Disclaimer: I don't own these characters. Someone else does. JK Rowling etc.
Author's note: I was away for a while. First, role playing SWTOR. Then, I got a new job. Parvati's story continues.
14: My name is Parvati Patil
One year later
'My name is Parvati, Parvati Patil,' I tell myself again, and again, 'My name is Parvati, Parvati Patil.'
My hands are deep in the water, filled to the brim. I feel myself sinking down and down into the depth of desperation. I am drowning again and again, into the murky water. Foams surround my arms to the elbows, and threaten to creep up, up, up. I imagine when the foam reaches my head it will wash my memories away, like a sand castle tumbling into the laving waves. Am I by the sea? the damp, cold sea?
'My name is Parvati,' I tell myself. If I pause, for a moment, I feel some of my memories begin to slip away. I forget names. I know the numbers. I run through the names again and again in my head before I sleep. Hanna, Hanna Abbot, not Hannah. Padma, Padma Davies, not Patil. I keep forgetting my niece's name, or was it a nephew. I think I remembered it yesterday when I went to bed. But the memories trickle away bits by little bits.
'My name is Parvati,' I tell myself. If anyone remembers me in the world, I have hope. But I have already begun to forget myself. And my existence slowly evaporating before my eyes, like -
"Hey! You!" It's the manager. "If you're finished with the dishes, go on back and unload the potatoes! Quit stalling, girl!"
I pull my hands out of the dishwater, the soap bubbles clinging to me, desperately trying to wipe me away, I suppose. I dry my arms on my sides. Jeans. I am wearing jeans, that I haven't washed since, I don't know, since I got lost in the world, I guess.
"Yeah, yeah!" I call back. He doesn't know my name, the man who runs the small fish-n-chips joint that looks like a franchise, but isn't. I pat my jeans, making sure I have my pack of cigarettes in my back pocket. Sometimes I forget the light, but I think I've got it stuffed into the carton. At least, I hope so.
Since the world forgot about me, and since I've begun to slowly forget myself, I've been trying to keep some basic functionalities in check. Things I can do on rote. Always leave the house with my keys, my wallet and my smokes. Always do the three locks on the doors when I come home. Always water the sunflowers when I get up in the morning. And never ever feed them after midnight... no, that was something else. I forget.
Outside, London is chilly, and not so foggy as mucky. There's a slight dampness, like a passing rain that I've just missed (lucky me!) and the animal that drives the delivery has dropped the crate of potatoes a few paces away just to make my life a little bit more miserable.
It's been four hundred and twelve days since I woke up in a gutter outside King's Cross station, with a news paper over me.

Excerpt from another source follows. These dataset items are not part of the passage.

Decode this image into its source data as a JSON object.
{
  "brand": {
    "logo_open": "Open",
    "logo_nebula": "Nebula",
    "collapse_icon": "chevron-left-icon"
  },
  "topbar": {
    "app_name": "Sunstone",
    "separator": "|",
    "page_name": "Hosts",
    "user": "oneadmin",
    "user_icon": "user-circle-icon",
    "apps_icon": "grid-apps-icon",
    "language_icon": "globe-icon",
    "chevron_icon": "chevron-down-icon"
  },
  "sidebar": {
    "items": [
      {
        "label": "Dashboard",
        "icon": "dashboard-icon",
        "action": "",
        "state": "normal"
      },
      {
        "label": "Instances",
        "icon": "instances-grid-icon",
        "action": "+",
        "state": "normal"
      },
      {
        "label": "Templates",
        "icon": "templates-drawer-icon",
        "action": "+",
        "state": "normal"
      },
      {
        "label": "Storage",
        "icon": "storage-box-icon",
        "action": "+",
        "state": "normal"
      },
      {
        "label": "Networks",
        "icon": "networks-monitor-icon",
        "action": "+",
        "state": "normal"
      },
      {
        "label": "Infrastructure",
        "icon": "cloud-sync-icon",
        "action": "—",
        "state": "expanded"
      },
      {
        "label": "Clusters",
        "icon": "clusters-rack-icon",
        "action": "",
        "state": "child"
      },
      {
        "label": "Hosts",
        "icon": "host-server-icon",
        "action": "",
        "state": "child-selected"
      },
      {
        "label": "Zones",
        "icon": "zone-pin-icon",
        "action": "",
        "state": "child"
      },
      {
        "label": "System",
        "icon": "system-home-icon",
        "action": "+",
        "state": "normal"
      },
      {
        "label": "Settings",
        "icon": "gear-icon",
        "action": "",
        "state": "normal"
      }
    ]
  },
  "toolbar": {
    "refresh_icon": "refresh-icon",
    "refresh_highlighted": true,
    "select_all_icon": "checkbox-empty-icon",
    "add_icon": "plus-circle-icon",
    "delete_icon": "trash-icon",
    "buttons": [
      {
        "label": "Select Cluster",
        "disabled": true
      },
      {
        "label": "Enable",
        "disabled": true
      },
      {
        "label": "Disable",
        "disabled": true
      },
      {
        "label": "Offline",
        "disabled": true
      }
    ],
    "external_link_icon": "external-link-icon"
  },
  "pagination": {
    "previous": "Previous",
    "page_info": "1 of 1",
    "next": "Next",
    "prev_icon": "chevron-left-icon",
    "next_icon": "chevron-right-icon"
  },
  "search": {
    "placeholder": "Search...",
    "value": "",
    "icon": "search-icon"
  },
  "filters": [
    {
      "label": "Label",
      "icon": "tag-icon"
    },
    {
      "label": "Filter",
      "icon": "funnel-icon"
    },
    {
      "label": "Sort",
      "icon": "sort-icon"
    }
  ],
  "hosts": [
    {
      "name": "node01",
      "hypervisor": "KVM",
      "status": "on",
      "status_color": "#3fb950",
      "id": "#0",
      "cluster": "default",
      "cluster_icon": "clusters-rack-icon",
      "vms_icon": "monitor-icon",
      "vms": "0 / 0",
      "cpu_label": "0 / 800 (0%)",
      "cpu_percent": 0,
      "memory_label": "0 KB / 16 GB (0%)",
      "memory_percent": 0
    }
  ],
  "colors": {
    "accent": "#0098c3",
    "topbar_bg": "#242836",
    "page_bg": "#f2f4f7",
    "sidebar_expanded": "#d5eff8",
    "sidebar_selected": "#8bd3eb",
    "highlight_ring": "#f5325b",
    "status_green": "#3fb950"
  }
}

That's about an year, a month, and a half, I think. It's not that I'm becoming addled in the head, along with the encroaching darkness of memory loss; it's because, from what I've gathered, I might have been passed out a couple of days before I woke up. It hasn't been all downhill since then. I've actually regained some memory.

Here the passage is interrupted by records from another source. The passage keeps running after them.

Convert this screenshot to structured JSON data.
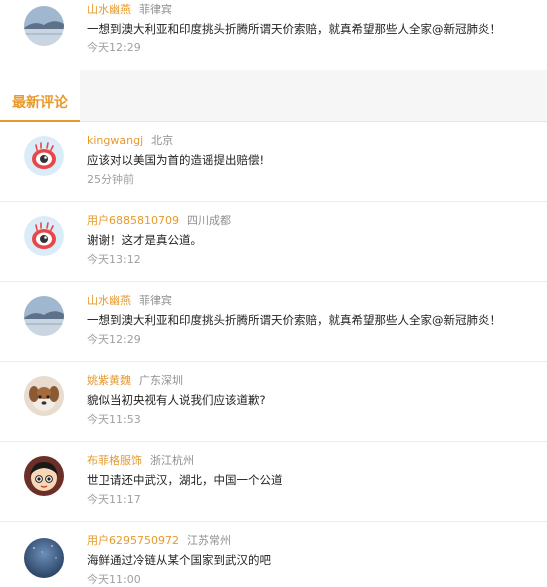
{
  "top_comment": {
    "username": "山水幽燕",
    "location": "菲律宾",
    "text": "一想到澳大利亚和印度挑头折腾所谓天价索赔，就真希望那些人全家@新冠肺炎！",
    "time": "今天12:29",
    "avatar": "lake-landscape"
  },
  "section": {
    "title": "最新评论"
  },
  "comments": [
    {
      "username": "kingwangj",
      "location": "北京",
      "text": "应该对以美国为首的造谣提出赔偿!",
      "time": "25分钟前",
      "avatar": "weibo-eye"
    },
    {
      "username": "用户6885810709",
      "location": "四川成都",
      "text": "谢谢！这才是真公道。",
      "time": "今天13:12",
      "avatar": "weibo-eye"
    },
    {
      "username": "山水幽燕",
      "location": "菲律宾",
      "text": "一想到澳大利亚和印度挑头折腾所谓天价索赔，就真希望那些人全家@新冠肺炎！",
      "time": "今天12:29",
      "avatar": "lake-landscape"
    },
    {
      "username": "姚紫黄魏",
      "location": "广东深圳",
      "text": "貌似当初央视有人说我们应该道歉?",
      "time": "今天11:53",
      "avatar": "puppy"
    },
    {
      "username": "布菲格服饰",
      "location": "浙江杭州",
      "text": "世卫请还中武汉，湖北，中国一个公道",
      "time": "今天11:17",
      "avatar": "cartoon-boy"
    },
    {
      "username": "用户6295750972",
      "location": "江苏常州",
      "text": "海鲜通过冷链从某个国家到武汉的吧",
      "time": "今天11:00",
      "avatar": "night-sky"
    }
  ]
}
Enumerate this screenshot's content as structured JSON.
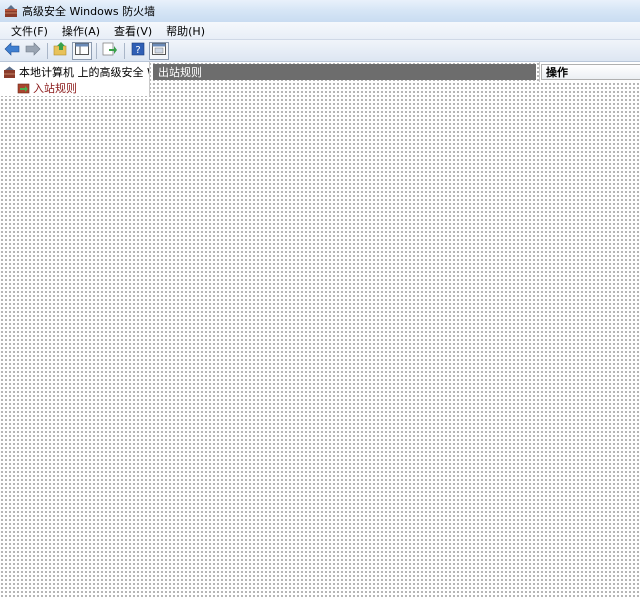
{
  "window": {
    "title": "高级安全 Windows 防火墙",
    "icon": "firewall-icon"
  },
  "menu": {
    "items": [
      {
        "label": "文件(F)"
      },
      {
        "label": "操作(A)"
      },
      {
        "label": "查看(V)"
      },
      {
        "label": "帮助(H)"
      }
    ]
  },
  "toolbar": {
    "buttons": [
      {
        "icon": "back-arrow-icon"
      },
      {
        "icon": "forward-arrow-icon"
      },
      {
        "icon": "up-folder-icon"
      },
      {
        "icon": "show-hide-tree-icon"
      },
      {
        "icon": "export-list-icon"
      },
      {
        "icon": "help-icon"
      },
      {
        "icon": "properties-icon"
      }
    ]
  },
  "tree": {
    "root_label": "本地计算机 上的高级安全 Windows 防火墙",
    "child_label": "入站规则"
  },
  "center": {
    "header": "出站规则"
  },
  "actions": {
    "header": "操作"
  },
  "colors": {
    "titlebar": "#d7e6f6",
    "center_header_bg": "#6d6d6d",
    "accent_red": "#c0392b"
  }
}
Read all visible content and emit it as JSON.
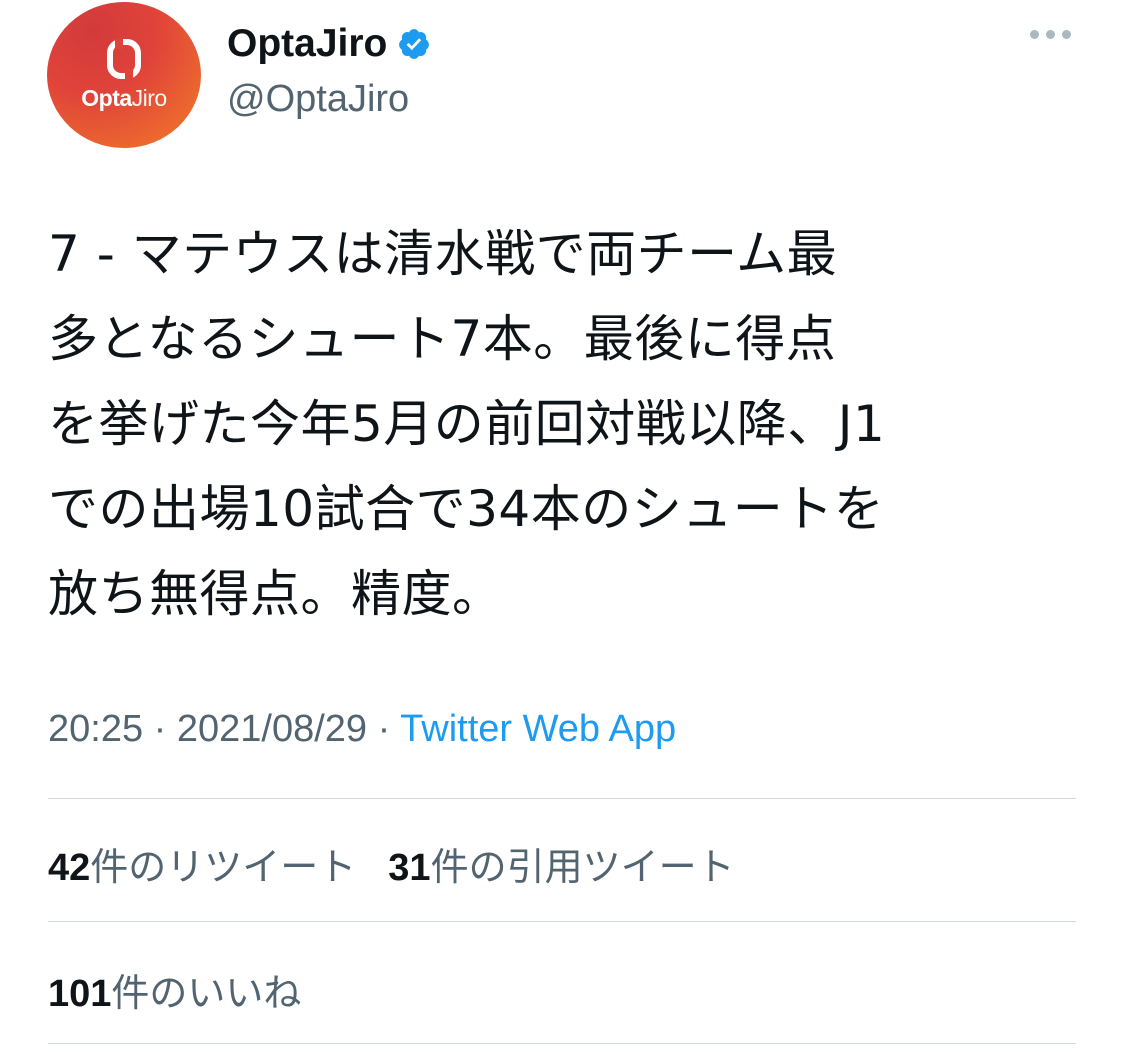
{
  "account": {
    "avatar_text_bold": "Opta",
    "avatar_text_light": "Jiro",
    "display_name": "OptaJiro",
    "handle": "@OptaJiro",
    "verified_icon": "verified-badge-icon",
    "more_icon": "more-horizontal-icon"
  },
  "tweet": {
    "text": "7 - マテウスは清水戦で両チーム最\n多となるシュート7本。最後に得点\nを挙げた今年5月の前回対戦以降、J1\nでの出場10試合で34本のシュートを\n放ち無得点。精度。",
    "time": "20:25",
    "date": "2021/08/29",
    "separator": "·",
    "source": "Twitter Web App"
  },
  "stats": {
    "retweets_count": "42",
    "retweets_label": "件のリツイート",
    "quotes_count": "31",
    "quotes_label": "件の引用ツイート",
    "likes_count": "101",
    "likes_label": "件のいいね"
  },
  "colors": {
    "accent": "#1d9bf0",
    "secondary_text": "#536471",
    "avatar_orange": "#ec6a2e",
    "avatar_red": "#d23a3a"
  }
}
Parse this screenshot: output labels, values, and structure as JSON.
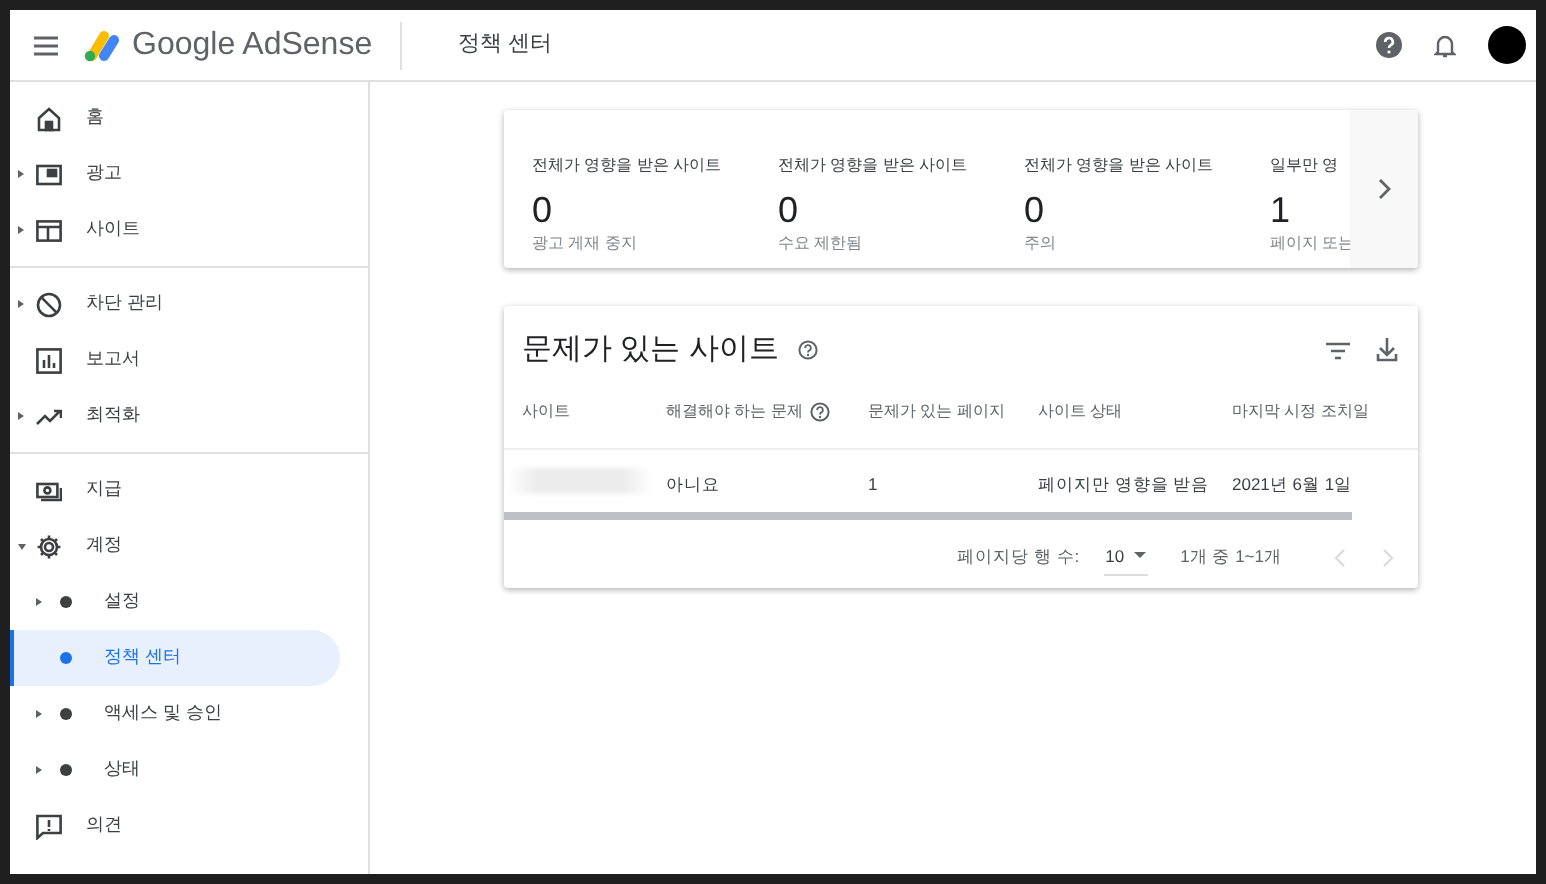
{
  "header": {
    "logo_text": "Google AdSense",
    "page_title": "정책 센터"
  },
  "sidebar": {
    "groups": [
      [
        {
          "label": "홈",
          "selected": false
        },
        {
          "label": "광고",
          "expanded": false,
          "selected": false
        },
        {
          "label": "사이트",
          "expanded": false,
          "selected": false
        }
      ],
      [
        {
          "label": "차단 관리",
          "expanded": false,
          "selected": false
        },
        {
          "label": "보고서",
          "selected": false
        },
        {
          "label": "최적화",
          "expanded": false,
          "selected": false
        }
      ],
      [
        {
          "label": "지급",
          "selected": false
        },
        {
          "label": "계정",
          "expanded": true,
          "selected": false,
          "children": [
            {
              "label": "설정",
              "expanded": false,
              "selected": false
            },
            {
              "label": "정책 센터",
              "selected": true
            },
            {
              "label": "액세스 및 승인",
              "expanded": false,
              "selected": false
            },
            {
              "label": "상태",
              "expanded": false,
              "selected": false
            }
          ]
        },
        {
          "label": "의견",
          "selected": false
        }
      ]
    ]
  },
  "summary": [
    {
      "title": "전체가 영향을 받은 사이트",
      "count": "0",
      "subtitle": "광고 게재 중지"
    },
    {
      "title": "전체가 영향을 받은 사이트",
      "count": "0",
      "subtitle": "수요 제한됨"
    },
    {
      "title": "전체가 영향을 받은 사이트",
      "count": "0",
      "subtitle": "주의"
    },
    {
      "title": "일부만 영",
      "count": "1",
      "subtitle": "페이지 또는"
    }
  ],
  "table": {
    "title": "문제가 있는 사이트",
    "columns": [
      {
        "label": "사이트",
        "help": false
      },
      {
        "label": "해결해야 하는 문제",
        "help": true
      },
      {
        "label": "문제가 있는 페이지",
        "help": false
      },
      {
        "label": "사이트 상태",
        "help": false
      },
      {
        "label": "마지막 시정 조치일",
        "help": false
      }
    ],
    "rows": [
      {
        "cells": [
          "",
          "아니요",
          "1",
          "페이지만 영향을 받음",
          "2021년 6월 1일"
        ]
      }
    ],
    "rows_per_page_label": "페이지당 행 수:",
    "rows_per_page": "10",
    "range": "1개 중 1~1개"
  }
}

At first, I couldn't really remember even my name. I called myself something else. Mary Edgerton something, I believe. But then again, that didn't help either since no one seemed to know this Mary, as well. The police didn't know what to do with me, and after a few days they dumped me in a shelter. It's been a long and desperate crawl out of that den.
Sometimes, I dream of some family I left behind. I probably had parents who are looking for me, but I've already exhausted the phone books to the greetings of strangers. I wonder what happened that day, so many days ago. I imagine that I came out of a home and a family, and a life with friends. Then, I entered the world, as a bum.
Good job, Parvati!
I began piecing my mind together, with toilet paper, at first. Then when I fished out a pencil and a notebook from the garbage can, I began writing them down.
Parvati Patil. Padma Patil, or Padma Davies. Hanna Abbot, who dropped the H in her name. Lavendar Brown, Zebediah Blaizini, Horrible Slughorn... I don't think I've got the names right for some of them. Some names revoke faces, others memories, while some I am completely in the dark about. But I think I've written them down in my notebook back at my room. Oh, yes! I do have a room of my own, now, in the nice cozy place called Hackney.
I fish my pack of cigarettes out of my back pocket, shimmy one fine long menthol ... oops. I think I've left my lighter somewhere. My name is Parvati Patil. I might have left it in the meat locker when I went in to look for the ham that was threatening to go stale.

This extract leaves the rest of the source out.